While collecting a security deposit is a common practice for most property managers, there are some situations when you may not want to collect one. This is an important distinction to make, especially for newer landlords, as many people believe that there are laws requiring security deposits. However, just because it’s not out of the ordinary for a landlord to ask for a security deposit from their tenants when they sign their lease doesn’t mean that it is necessary. Here are three different reasons that you may not be interested in collecting a security deposit.
Following the law can be more trouble than it’s worth
While it’s important to follow laws when you do require a security deposit from your tenants, some landlords may want to avoid the hassle in the first place. This is because, depending on where your property is located, laws can be very strict to uphold. For example, there are strict guidelines in states like Illinois and Kansas about the timeframe in which you must alert a tenant that you’re keeping a portion of their security deposit. In some situations, it may take you that amount of time just to discover that your tenant is responsible for an issue in the first place, such as a broken pipe or electrical issue that you don’t discover until a new tenant is moving in.
Some states also require you to keep security deposits in a separate bank account, show receipts to tenants, and provide an itemized inventory of costs associated with repairs to prove that the tenant was responsible for damages beyond reasonable wear-and-tear. Even if you have a valid reason for missing a deadline or making a small mistake in how you execute your security deposit, you can lose even more money in court if a tenant presses charges. Cities like Chicago are notoriously hard on landlords in tenant landlord disputes, making it even riskier to require a security deposit in the first place.
Security deposits might dissuade good tenants
In some situations, requiring a security deposit may also make some tenants less likely to rent from you. Particularly if you are trying to rent a unit quickly to avoid losing money each month while you wait to fill it, it can be vital that you don’t give a tenant any reason not to apply to rent your apartment. While there’s a common belief that requiring a security deposit attracts only good tenants, that is simply not true. There are plenty of other ways you can determine that a tenant will be responsible and able to afford your property, including running background and reference checks. Simple online solutions such as Turbo Tenant’s landlord software can also help you attract and learn more about your applicants so that you can make an informed decision about who you lease your property to.

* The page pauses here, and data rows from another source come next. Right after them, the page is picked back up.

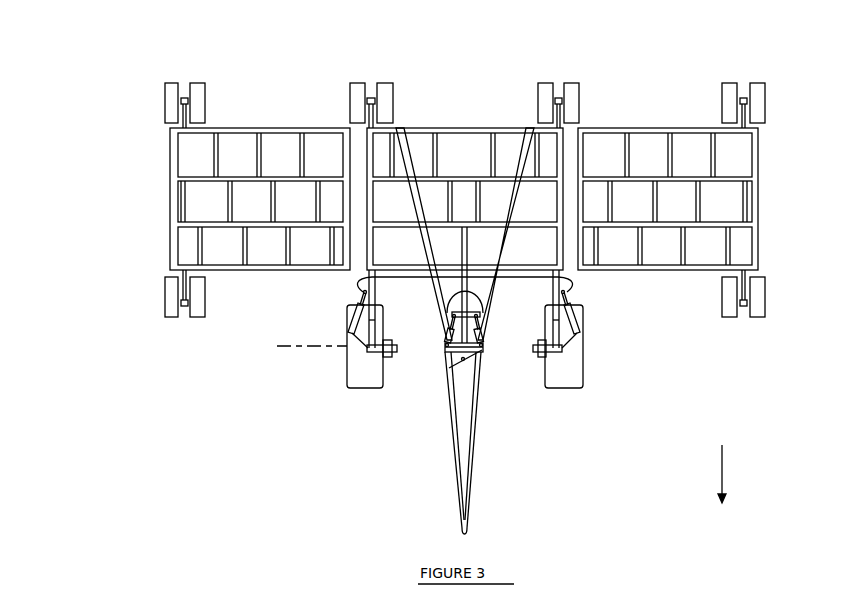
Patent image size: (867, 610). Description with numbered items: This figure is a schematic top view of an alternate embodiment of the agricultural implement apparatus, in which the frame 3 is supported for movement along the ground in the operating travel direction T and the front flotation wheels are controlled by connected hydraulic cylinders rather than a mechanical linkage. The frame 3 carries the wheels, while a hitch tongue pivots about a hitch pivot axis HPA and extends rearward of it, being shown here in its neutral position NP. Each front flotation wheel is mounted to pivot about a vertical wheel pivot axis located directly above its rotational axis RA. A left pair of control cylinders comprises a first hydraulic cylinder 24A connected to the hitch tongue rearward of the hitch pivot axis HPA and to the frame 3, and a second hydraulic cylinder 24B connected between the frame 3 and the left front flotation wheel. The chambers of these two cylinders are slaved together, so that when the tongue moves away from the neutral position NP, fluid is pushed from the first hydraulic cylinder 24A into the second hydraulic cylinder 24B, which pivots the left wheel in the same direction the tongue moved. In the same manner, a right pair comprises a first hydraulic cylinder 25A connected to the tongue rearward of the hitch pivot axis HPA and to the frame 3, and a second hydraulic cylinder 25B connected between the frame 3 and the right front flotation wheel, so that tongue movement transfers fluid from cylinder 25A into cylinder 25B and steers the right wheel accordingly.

The frame 3 is at (603, 127).
The hitch pivot axis HPA is at (444, 440).
The first hydraulic cylinder 24A is at (448, 334).
The first hydraulic cylinder 25A is at (482, 334).
The neutral position NP is at (458, 502).
The rotational axis RA is at (303, 348).
The second hydraulic cylinder 25B is at (362, 294).
The second hydraulic cylinder 24B is at (577, 302).
The operating travel direction T is at (722, 465).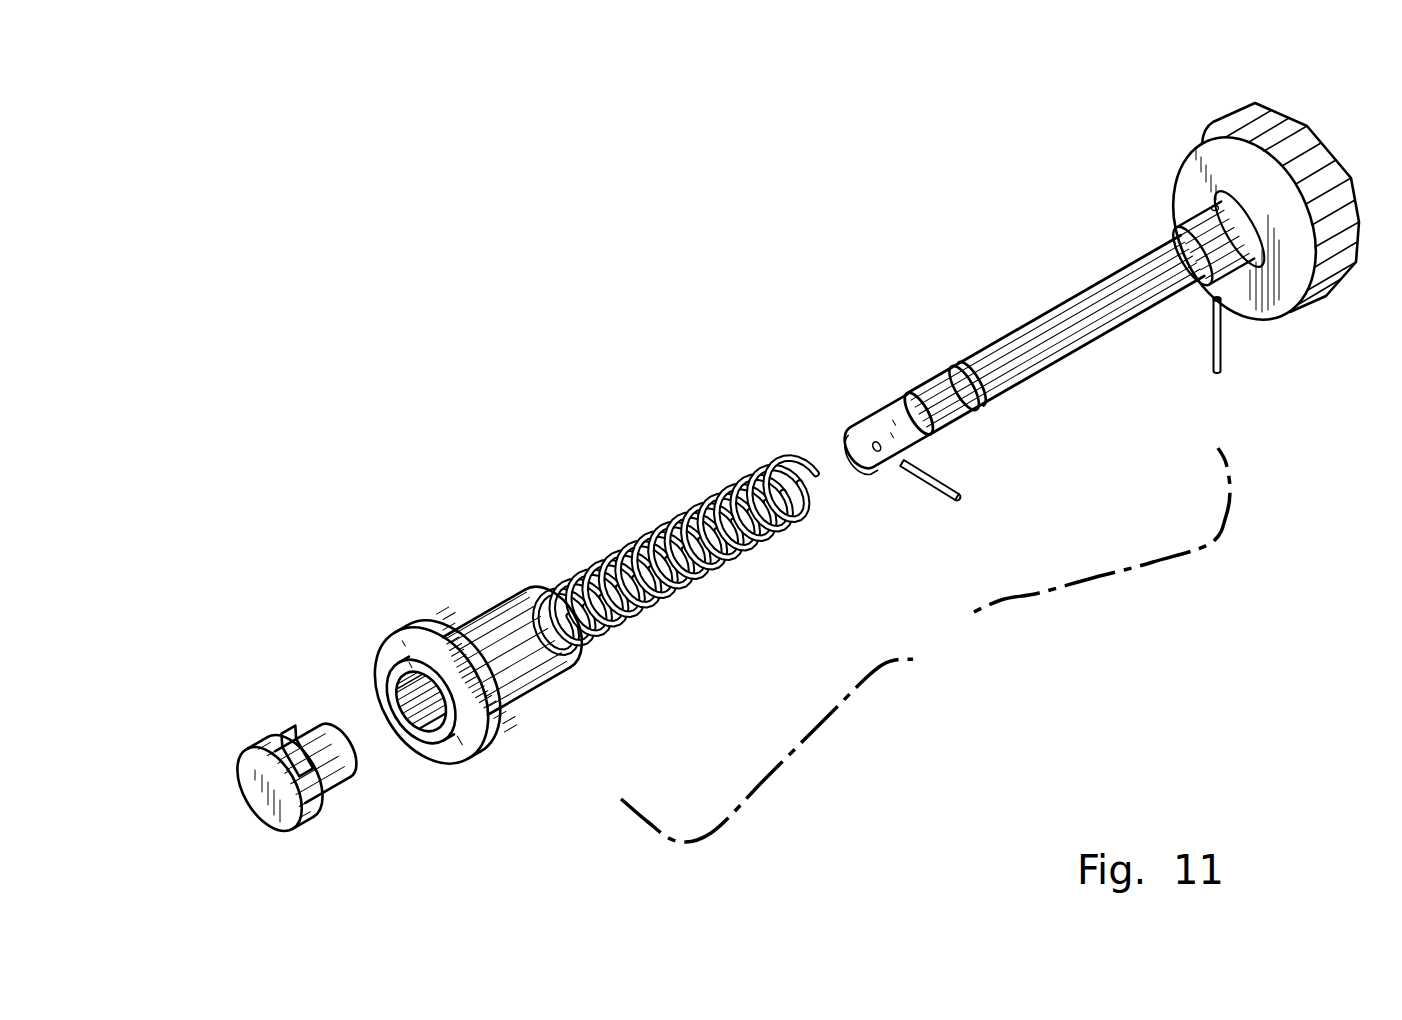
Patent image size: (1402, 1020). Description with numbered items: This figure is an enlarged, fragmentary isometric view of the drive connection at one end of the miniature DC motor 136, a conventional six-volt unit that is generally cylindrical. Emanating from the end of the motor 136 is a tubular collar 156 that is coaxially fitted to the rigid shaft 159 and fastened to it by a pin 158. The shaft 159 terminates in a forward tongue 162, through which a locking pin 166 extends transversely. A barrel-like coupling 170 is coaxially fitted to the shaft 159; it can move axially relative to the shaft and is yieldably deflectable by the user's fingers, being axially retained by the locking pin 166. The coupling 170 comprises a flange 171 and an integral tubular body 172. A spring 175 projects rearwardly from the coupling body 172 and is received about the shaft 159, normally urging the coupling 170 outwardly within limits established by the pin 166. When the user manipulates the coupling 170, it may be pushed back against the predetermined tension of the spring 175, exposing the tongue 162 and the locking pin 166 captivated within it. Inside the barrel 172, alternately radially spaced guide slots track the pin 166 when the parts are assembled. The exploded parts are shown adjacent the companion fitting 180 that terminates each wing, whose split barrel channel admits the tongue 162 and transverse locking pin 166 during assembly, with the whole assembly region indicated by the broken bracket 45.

The housing 45 is at (966, 616).
The motor 136 is at (1232, 126).
The tubular collar 156 is at (1212, 207).
The pin 158 is at (1213, 358).
The rigid shaft 159 is at (1040, 322).
The forward tongue 162 is at (923, 385).
The locking pin 166 is at (905, 461).
The coupling 170 is at (517, 705).
The flange 171 is at (414, 632).
The tubular body 172 is at (519, 637).
The spring 175 is at (683, 513).
The companion fitting 180 is at (226, 815).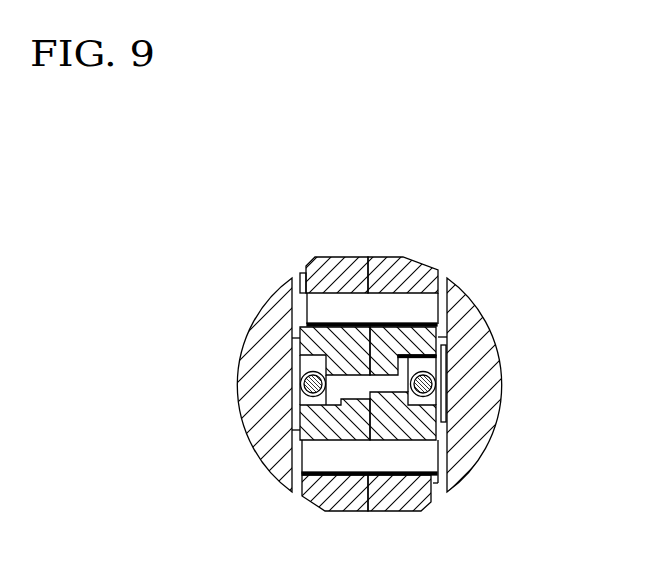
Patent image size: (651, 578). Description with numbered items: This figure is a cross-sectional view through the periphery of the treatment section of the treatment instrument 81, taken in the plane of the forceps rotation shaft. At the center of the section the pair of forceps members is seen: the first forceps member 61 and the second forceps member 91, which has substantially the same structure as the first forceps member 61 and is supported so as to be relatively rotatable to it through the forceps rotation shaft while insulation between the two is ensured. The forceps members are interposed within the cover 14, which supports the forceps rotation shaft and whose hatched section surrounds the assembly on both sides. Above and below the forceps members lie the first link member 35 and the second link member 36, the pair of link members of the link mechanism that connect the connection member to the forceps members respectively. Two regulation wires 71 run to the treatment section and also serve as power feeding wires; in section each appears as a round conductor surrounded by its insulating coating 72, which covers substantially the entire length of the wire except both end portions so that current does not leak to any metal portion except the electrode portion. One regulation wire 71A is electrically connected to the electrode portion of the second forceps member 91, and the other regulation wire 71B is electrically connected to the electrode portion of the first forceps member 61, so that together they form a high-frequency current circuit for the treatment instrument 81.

A move-in fee can provide the same general benefits
Sometimes, it’s easier to just require that tenants pay you a move-in fee in lieu of dealing with the regulations associated with security deposits. These kinds of fees have far fewer laws governing how they are handled, and one reason for this is that no portion of a move-in fee is ever returned to a tenant. Since the landlord gets to keep all of the money, they are much easier to keep track of, saving you and your tenant a headache when they move out.
Ultimately, the choice is yours when it comes to deciding whether or not to collect a security deposit from your tenants. That being said, there are plenty of perfectly legitimate reasons that you may not want to collect a deposit when you’re renting out your property. From making your unit more appealing to saving you burdensome administrative tasks, it’s definitely worth thinking twice about whether or not you want to deal with security deposits as a landlord.